Neither believes that what they did back then would pencil out today. “The current world of affordable housing is so budget constrained by comparison,” Simons says. Even the density is very different, he points out. Where this community is 25 units per acre, “The things we're doing now to make it pencil are more like 100- to 150-units to the acre. It’s much denser and has a really different feel.” The other bit of luck for DBA in Tassafaronga Village was that the OHA at the time “was being run by somebody who was really pro development,” Simons says. “They had good leadership, they had money, and they were open to our ideas. So it was a convergence of lots of wonderful things.”
Growing forward
Two years after the new affordable community opened, Michael Kimmelman of the New York Times visited the development. He wrote about the previous tough neighborhood and quoted Bridget Galka of the Oakland Housing Authority, who had been the developer’s project manager, as saying how in other places the bad guys just move back after redevelopment but that hadn’t happened in Tassafaronga Village. Kimmelman wrote of seeing neighbors gathered outdoors, chatting together, and walking in courtyards. He reported that within the new project, “the Oakland Police Department [in 2011] recorded a 25 percent drop in crime compared with 2007 in the old housing complex.”
Today, OHA’s Chief of Police Luther DuPree III, says (via email), “Though facing similar challenges as other Oakland neighborhoods, Tassafaronga Village’s spirit of neighborly camaraderie forms the foundation for residents' sense of safety and community ownership—qualities we consistently observe during our interactions with families.”
In 2012, a 15-year-old resident of Tassafaronga Village reached out to DBA's office with this message: “I love many things about the house that I call home. I can see how the buildings were designed to bring neighbors together and to develop safer neighborhoods for every resident of this beautiful city. One day I would be honored to do for others what you have done for me. I want to be able to design houses for the less fortunate.” The firm offered an internship to the high schooler, who went on to receive a college degree in Sustainable Environmental Design and a career in community development.

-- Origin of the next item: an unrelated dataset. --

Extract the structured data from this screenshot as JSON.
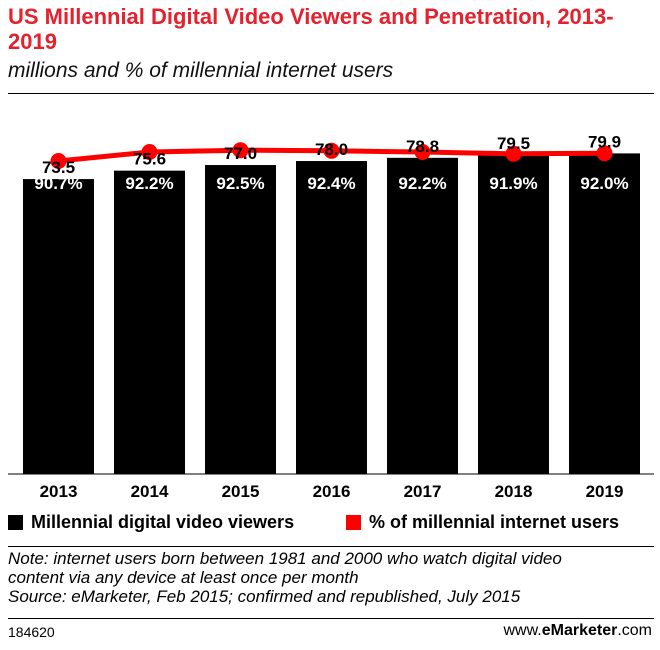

DBA’s vision has given dignity to those living at Tassafaronga Village and raised the profile of the surrounding neighborhood. In hindsight, Baker and Simons say there was one thing they really wish they could have done. “European-style narrow streets where people would have to slow down if they were going to pass each other going in opposite directions,” Simons says. “Still, I think the traffic calming strategies that we did worked, and the new housing, open space, and connections truly transformed the larger area.”